Aux prestations en espèces : consultations
médicales, pharmacie, hospitalisation
Aux prestations en nature : indemnités
journalières en cas d'interruption de travail
(maladie ou maternité) ... avec un
délai de
carence de 9 jours.
(Ce délai aurait été
ramené à 3 jours depuis notre dernier
passage)
Les avantages du paiement en droits d'auteur
Avoir
une sécu quand on est écrivain, que l'on
revendique pleinement ce statut, que l'on gagne
suffisamment sa croûte pour atteindre les 900 fois
le SMIC horaire, c'est bien.
Mais les
avantages du paiement en droits d'auteur iront surtout
aux employeurs
qui préfèrent rattacher leur salarié
à un statut
d'auteur
plutôt qu'à un statut de salarié
traditionnel. Et pour cause : un employeur qui
salarie un auteur via l'agessa paie moins de 10 % de
cotisations, contre 45 % pour un salarié
traditionnel.
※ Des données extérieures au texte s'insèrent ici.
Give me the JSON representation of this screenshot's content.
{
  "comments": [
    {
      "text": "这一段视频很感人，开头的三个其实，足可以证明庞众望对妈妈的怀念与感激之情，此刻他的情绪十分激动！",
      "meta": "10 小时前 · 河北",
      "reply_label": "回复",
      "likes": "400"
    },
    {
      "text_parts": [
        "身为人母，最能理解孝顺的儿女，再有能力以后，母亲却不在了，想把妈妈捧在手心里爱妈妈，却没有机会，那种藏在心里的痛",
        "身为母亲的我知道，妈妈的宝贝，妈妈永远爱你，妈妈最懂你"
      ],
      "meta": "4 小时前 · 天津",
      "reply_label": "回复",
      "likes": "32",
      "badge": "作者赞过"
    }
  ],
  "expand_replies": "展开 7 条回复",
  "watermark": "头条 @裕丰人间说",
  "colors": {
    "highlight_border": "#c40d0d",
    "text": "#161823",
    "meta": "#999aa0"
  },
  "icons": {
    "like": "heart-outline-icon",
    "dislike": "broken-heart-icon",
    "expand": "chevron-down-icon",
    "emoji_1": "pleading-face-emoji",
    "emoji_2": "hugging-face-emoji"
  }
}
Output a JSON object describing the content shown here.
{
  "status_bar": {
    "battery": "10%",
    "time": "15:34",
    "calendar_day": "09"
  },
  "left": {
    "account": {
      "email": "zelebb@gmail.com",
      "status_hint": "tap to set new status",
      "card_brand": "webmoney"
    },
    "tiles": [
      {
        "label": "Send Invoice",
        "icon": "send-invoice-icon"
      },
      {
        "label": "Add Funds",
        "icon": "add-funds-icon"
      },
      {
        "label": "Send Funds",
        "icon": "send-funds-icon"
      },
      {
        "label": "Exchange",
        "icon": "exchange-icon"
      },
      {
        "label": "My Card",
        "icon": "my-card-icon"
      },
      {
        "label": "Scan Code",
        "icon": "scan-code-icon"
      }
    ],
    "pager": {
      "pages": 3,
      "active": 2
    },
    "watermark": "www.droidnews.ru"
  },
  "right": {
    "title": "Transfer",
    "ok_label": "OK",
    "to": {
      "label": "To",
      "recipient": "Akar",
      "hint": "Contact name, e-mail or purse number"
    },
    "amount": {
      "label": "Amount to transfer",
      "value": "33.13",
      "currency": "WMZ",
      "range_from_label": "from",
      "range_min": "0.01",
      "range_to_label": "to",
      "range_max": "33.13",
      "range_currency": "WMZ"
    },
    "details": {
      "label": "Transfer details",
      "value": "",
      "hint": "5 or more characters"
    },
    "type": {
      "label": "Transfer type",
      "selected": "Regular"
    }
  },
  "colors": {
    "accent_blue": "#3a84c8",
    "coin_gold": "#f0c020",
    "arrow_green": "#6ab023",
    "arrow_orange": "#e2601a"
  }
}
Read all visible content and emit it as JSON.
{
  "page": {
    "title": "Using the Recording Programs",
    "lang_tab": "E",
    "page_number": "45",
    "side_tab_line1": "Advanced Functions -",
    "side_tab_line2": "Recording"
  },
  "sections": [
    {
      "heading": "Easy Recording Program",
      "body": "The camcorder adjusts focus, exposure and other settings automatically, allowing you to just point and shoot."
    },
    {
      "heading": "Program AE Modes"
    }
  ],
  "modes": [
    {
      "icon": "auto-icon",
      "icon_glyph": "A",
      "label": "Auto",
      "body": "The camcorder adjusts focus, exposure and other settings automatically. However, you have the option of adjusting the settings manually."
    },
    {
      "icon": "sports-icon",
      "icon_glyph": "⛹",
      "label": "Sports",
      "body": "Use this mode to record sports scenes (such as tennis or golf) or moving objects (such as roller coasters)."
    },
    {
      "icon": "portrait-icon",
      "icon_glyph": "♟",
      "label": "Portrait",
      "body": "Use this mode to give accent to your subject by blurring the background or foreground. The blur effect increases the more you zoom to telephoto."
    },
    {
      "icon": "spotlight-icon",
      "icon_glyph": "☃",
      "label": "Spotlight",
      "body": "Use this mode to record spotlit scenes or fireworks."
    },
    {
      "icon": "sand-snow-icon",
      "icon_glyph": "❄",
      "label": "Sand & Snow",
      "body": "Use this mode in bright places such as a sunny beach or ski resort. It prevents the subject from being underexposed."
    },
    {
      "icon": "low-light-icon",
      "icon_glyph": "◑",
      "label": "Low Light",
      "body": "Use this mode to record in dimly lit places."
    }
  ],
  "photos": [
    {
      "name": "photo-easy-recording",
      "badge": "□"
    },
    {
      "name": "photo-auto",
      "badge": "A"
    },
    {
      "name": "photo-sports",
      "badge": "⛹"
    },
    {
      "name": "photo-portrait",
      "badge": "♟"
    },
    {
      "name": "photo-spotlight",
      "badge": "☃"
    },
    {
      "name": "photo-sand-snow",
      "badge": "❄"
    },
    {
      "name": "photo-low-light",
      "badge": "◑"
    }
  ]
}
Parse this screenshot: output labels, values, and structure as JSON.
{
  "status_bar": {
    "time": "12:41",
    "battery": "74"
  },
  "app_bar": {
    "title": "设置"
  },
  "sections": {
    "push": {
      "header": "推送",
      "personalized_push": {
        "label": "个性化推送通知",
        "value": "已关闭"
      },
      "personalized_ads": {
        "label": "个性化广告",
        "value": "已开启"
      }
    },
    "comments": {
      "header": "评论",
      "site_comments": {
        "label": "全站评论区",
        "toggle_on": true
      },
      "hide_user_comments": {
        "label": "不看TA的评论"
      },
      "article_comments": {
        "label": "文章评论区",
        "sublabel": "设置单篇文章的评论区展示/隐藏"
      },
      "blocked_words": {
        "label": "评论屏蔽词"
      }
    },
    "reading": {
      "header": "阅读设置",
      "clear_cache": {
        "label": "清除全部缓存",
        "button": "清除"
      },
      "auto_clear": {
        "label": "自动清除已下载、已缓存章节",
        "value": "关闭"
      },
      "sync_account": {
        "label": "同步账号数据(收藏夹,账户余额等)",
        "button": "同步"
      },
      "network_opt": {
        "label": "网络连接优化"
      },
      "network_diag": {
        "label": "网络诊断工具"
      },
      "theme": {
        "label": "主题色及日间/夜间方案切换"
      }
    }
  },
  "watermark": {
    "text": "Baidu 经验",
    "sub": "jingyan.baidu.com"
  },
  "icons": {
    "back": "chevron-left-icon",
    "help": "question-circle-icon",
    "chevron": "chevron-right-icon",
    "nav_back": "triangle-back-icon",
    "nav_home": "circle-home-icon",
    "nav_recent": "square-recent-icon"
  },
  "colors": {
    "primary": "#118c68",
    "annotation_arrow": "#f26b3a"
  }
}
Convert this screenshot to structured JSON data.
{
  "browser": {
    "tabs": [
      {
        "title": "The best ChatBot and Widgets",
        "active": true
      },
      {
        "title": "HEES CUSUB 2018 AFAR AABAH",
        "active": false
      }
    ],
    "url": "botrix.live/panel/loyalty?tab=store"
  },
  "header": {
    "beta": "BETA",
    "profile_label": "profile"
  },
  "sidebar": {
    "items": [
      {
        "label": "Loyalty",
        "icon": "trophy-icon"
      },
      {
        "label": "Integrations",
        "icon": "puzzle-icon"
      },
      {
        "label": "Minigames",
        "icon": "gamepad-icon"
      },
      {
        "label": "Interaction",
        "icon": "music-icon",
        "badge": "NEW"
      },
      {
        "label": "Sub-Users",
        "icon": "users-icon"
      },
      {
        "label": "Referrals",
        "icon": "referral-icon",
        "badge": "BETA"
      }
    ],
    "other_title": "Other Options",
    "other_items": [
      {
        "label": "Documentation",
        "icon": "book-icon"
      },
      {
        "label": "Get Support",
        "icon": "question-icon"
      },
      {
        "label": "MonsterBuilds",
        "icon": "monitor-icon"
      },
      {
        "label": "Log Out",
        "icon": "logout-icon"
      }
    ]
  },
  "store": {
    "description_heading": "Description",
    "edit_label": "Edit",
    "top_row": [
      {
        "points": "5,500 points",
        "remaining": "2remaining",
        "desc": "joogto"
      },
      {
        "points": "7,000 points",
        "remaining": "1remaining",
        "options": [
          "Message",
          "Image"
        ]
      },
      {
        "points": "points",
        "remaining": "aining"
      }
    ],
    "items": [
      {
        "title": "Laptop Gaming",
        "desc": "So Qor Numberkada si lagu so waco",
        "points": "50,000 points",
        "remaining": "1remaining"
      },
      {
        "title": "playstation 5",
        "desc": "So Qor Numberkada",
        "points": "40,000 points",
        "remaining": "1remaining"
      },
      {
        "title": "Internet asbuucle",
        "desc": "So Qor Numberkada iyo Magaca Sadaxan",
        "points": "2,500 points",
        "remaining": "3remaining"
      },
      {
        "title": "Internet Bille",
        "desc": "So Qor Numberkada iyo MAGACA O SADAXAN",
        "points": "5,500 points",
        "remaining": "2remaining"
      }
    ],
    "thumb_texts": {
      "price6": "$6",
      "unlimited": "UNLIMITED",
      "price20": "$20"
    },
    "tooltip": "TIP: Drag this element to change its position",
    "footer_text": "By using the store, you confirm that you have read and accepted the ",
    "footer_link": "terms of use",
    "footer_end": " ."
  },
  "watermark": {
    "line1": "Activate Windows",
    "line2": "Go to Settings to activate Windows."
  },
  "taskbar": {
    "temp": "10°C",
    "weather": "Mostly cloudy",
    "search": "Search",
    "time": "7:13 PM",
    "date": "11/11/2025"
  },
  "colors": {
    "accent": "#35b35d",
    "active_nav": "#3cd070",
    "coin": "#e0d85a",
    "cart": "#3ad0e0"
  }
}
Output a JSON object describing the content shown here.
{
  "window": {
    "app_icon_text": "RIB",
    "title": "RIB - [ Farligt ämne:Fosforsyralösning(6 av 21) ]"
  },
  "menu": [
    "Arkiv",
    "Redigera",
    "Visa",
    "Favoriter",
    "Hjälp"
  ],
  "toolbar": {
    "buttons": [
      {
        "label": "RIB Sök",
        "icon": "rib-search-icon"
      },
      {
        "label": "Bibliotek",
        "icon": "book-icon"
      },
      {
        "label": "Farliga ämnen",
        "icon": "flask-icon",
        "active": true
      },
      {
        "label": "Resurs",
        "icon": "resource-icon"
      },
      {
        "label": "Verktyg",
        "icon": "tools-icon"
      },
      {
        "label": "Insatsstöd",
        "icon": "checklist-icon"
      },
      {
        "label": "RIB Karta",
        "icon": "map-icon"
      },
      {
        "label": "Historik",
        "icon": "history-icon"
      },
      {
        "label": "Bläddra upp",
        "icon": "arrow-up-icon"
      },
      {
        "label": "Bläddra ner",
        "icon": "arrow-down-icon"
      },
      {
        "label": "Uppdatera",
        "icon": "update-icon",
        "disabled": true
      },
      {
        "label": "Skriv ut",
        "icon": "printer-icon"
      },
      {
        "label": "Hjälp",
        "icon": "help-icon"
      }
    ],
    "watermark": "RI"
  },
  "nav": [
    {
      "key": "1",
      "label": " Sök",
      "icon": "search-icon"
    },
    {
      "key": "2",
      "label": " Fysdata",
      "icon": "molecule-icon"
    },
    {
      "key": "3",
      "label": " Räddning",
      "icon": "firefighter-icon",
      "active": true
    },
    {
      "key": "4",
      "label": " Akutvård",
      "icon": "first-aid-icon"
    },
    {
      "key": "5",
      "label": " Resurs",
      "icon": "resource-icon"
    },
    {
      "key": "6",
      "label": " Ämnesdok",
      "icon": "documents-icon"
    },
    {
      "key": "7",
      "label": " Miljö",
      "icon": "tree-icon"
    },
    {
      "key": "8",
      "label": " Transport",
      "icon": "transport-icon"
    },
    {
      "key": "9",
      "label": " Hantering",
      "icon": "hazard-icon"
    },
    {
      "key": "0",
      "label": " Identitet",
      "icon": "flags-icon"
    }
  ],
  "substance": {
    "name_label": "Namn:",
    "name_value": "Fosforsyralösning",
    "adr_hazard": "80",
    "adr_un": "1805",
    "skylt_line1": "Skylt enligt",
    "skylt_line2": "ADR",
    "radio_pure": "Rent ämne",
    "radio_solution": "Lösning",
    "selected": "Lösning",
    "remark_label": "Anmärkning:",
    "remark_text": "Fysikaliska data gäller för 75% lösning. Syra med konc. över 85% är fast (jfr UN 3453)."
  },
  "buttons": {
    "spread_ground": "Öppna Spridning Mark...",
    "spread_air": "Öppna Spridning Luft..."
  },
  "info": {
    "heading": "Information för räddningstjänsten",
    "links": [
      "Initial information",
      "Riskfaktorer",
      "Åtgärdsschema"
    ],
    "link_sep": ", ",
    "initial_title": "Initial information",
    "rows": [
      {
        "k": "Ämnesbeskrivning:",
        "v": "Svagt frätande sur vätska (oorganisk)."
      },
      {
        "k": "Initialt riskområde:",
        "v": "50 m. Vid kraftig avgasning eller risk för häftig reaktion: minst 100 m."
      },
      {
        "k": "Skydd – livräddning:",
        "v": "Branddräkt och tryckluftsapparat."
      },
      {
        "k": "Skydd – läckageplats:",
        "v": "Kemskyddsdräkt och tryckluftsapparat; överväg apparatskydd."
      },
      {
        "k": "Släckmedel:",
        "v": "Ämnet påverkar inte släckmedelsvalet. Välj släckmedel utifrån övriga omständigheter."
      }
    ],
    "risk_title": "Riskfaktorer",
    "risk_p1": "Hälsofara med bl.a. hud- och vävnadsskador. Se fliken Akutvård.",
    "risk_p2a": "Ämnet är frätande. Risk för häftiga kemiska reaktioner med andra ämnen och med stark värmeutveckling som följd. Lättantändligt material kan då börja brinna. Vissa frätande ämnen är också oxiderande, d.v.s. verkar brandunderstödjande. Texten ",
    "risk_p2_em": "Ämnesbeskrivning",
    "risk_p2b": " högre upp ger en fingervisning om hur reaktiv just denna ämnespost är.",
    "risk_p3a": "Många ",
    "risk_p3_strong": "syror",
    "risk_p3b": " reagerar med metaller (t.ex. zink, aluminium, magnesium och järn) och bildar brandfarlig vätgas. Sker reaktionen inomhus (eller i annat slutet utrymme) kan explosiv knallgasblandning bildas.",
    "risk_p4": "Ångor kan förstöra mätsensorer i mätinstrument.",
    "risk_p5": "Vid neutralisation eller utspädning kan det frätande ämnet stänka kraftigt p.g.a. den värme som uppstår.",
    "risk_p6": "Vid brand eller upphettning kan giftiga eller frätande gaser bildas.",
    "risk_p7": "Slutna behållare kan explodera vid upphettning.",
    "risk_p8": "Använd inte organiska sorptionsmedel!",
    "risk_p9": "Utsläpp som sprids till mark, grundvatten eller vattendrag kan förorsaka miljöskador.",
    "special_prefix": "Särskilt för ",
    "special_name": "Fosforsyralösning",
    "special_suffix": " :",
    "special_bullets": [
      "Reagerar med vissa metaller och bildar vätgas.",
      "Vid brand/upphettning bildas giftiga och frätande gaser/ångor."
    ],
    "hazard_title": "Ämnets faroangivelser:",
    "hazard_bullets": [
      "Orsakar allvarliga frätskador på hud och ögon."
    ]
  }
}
Les photographes, auteurs de BD...etc
ont intérêt à regarder à deux
fois lorsqu'on leur fait miroiter un "statut d'auteur"
(voir suite ci-dessous) alors qu'ils pourraient
bénéficier d'un statut de salarié
traditionnel.
Les inconvénients du paiement en droits
d'auteur
Le paiement
en droits dauteur ne permet pas de
bénéficier des avantages liés au statut
de salarié :
pas de congés
payés,
pas de treizième
mois,
pas d'indemnités
de licenciement,
pas d'assedic
(ou le minimum à conditions de justifier de 3
années de cotisations à
l'agessa)
des indemnités journalières d'arrêt
maladie à partir
du dizième jour (ramené à 3 jours de
carence).
...Et au
niveau fiscal, c'est une autre aventure....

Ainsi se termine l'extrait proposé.